Friday, August 29, 2008

The Dangerous Storytelling of Daniel X

Recently I was given the James Patterson/Michael Ledwidge 'page-turner,' The Dangerous Days of Daniel X. It's a brief book, to say the least, about young boy genius who can manipulate reality.

At first, I took it as an insult, as Daniel X is written for someone of a much lesser ability than my own to read. Patterson and Ledwidge kept the descriptions to a minimum, and quickly glazed over anything that was non-essential, leaving the reader to fill in the vast blanks.

Right before I was about to toss the book aside, it hooked me. The humorous, yet perfectly true-to-life portrayal of the young boy's first crush simply resonated inside me, and I continued to read for the sake of knowing what happens to the relationship. This, in turn, carried me like an on-ramp back into the main storyline.

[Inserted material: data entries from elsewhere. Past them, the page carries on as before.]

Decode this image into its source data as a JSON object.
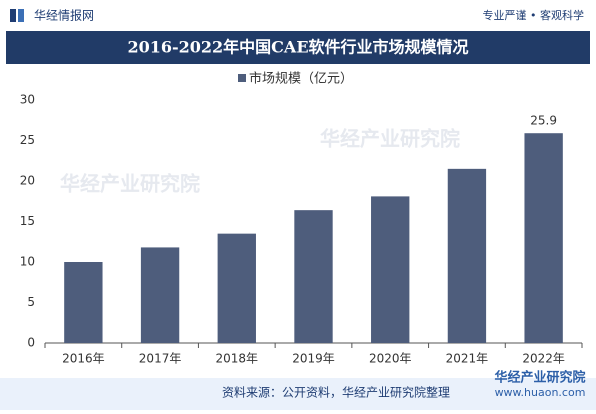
{
  "brand": "华经情报网",
  "slogan": "专业严谨 • 客观科学",
  "watermark": "华经产业研究院",
  "footer_logo": {
    "name": "华经产业研究院",
    "url": "www.huaon.com"
  },
  "chart_data": {
    "type": "bar",
    "title": "2016-2022年中国CAE软件行业市场规模情况",
    "categories": [
      "2016年",
      "2017年",
      "2018年",
      "2019年",
      "2020年",
      "2021年",
      "2022年"
    ],
    "series": [
      {
        "name": "市场规模（亿元）",
        "color": "#4e5d7c",
        "values": [
          10,
          11.8,
          13.5,
          16.4,
          18.1,
          21.5,
          25.9
        ],
        "value_labels": [
          null,
          null,
          null,
          null,
          null,
          null,
          "25.9"
        ]
      }
    ],
    "ylim": [
      0,
      30
    ],
    "yticks": [
      0,
      5,
      10,
      15,
      20,
      25,
      30
    ],
    "grid": false,
    "legend": "top",
    "source": "资料来源：公开资料，华经产业研究院整理"
  }
}
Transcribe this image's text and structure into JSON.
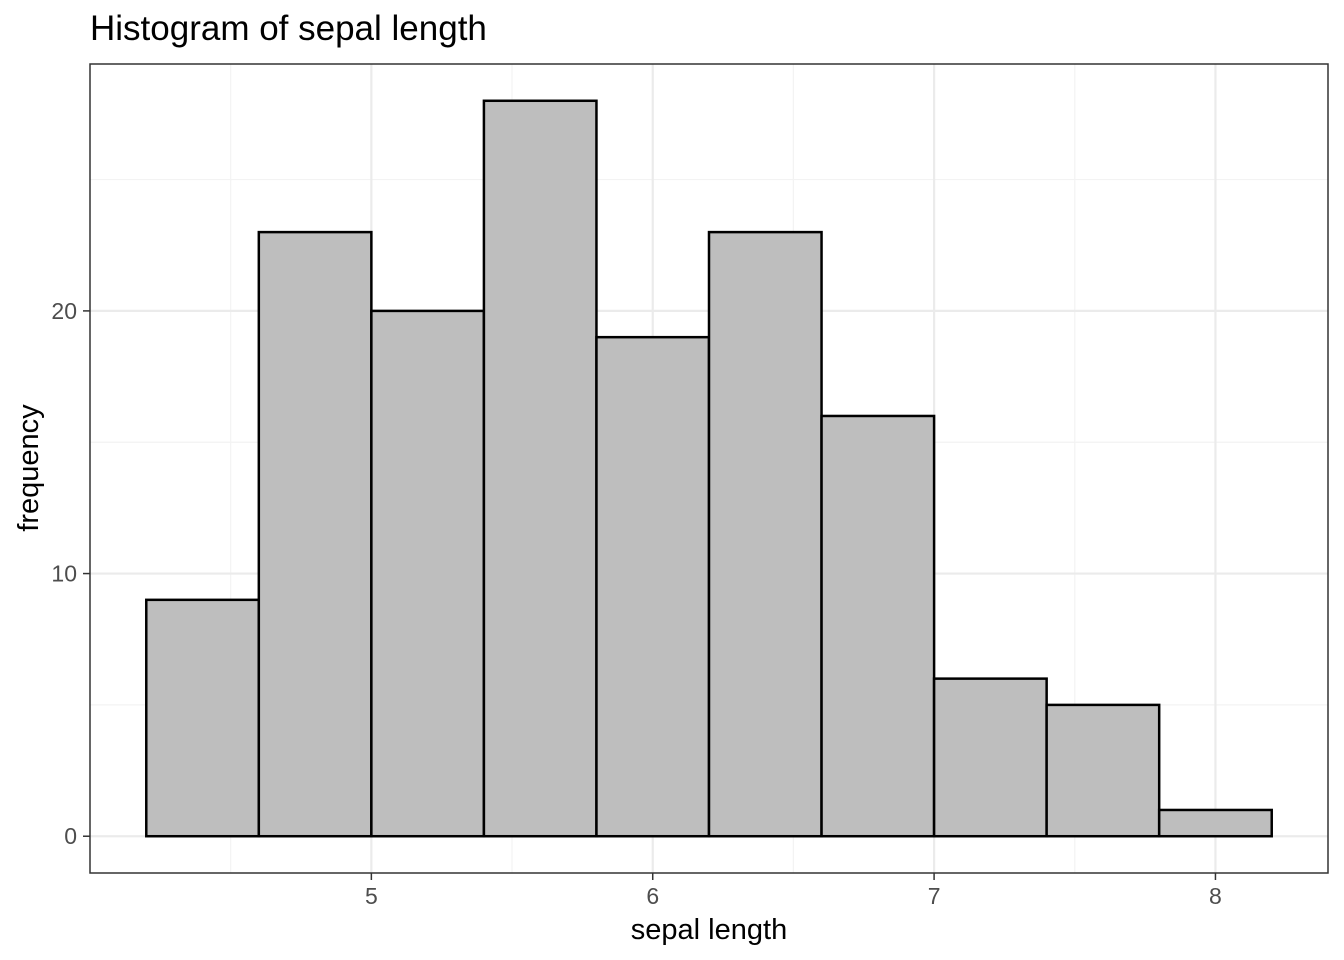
{
  "chart_data": {
    "type": "bar",
    "title": "Histogram of sepal length",
    "xlabel": "sepal length",
    "ylabel": "frequency",
    "bin_edges": [
      4.2,
      4.6,
      5.0,
      5.4,
      5.8,
      6.2,
      6.6,
      7.0,
      7.4,
      7.8,
      8.2
    ],
    "values": [
      9,
      23,
      20,
      28,
      19,
      23,
      16,
      6,
      5,
      1
    ],
    "xlim": [
      4.0,
      8.4
    ],
    "ylim": [
      -1.4,
      29.4
    ],
    "x_ticks": [
      5,
      6,
      7,
      8
    ],
    "x_tick_labels": [
      "5",
      "6",
      "7",
      "8"
    ],
    "y_ticks": [
      0,
      10,
      20
    ],
    "y_tick_labels": [
      "0",
      "10",
      "20"
    ],
    "x_minor_ticks": [
      4.5,
      5.5,
      6.5,
      7.5
    ],
    "y_minor_ticks": [
      5,
      15,
      25
    ],
    "grid": true,
    "colors": {
      "bar_fill": "#bebebe",
      "bar_stroke": "#000000",
      "grid_major": "#ebebeb",
      "grid_minor": "#f3f3f3",
      "panel_border": "#333333",
      "tick_text": "#4d4d4d"
    }
  }
}
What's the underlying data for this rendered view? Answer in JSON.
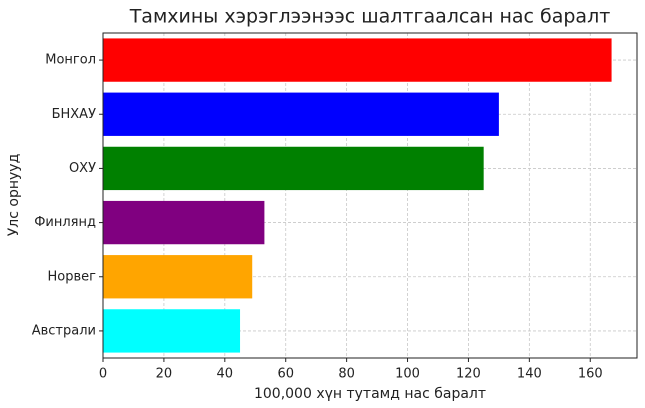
{
  "chart_data": {
    "type": "barh",
    "title": "Тамхины хэрэглээнээс шалтгаалсан нас баралт",
    "xlabel": "100,000 хүн тутамд нас баралт",
    "ylabel": "Улс орнууд",
    "categories": [
      "Монгол",
      "БНХАУ",
      "ОХУ",
      "Финлянд",
      "Норвег",
      "Австрали"
    ],
    "values": [
      167,
      130,
      125,
      53,
      49,
      45
    ],
    "colors": [
      "#ff0000",
      "#0000ff",
      "#008000",
      "#800080",
      "#ffa500",
      "#00ffff"
    ],
    "xlim": [
      0,
      175.35
    ],
    "xticks": [
      0,
      20,
      40,
      60,
      80,
      100,
      120,
      140,
      160
    ],
    "grid": true
  }
}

When I finished the book a couple hours later, I found myself perplexed. Yes, in the end, I enjoyed the read. But why? It didn't really have a lot of substance, and much of the plot was easily forseeable. Stereotypical plot devices were everywhere.

I believe there are several reasons why. First, as I read, the world in my mind was mostly my own. Though it was mostly unfocused and vague, it made the reading seem more like watching television - a passive event. Second, due to the extreme lack of words, the storyline's skeleton was far less subtle than other books. For example - drive on Russian highways for a good amount of time, then come drive in the United States. The easy-to-navigate infrastructure would be a welcome break from the meandering randomness one's used to. Third, it was a study on balancing the detail in the scene-setting continuum, and not paying much worth to the small stuff.

It's definitely the last time I'll find myself insulted before reading a book.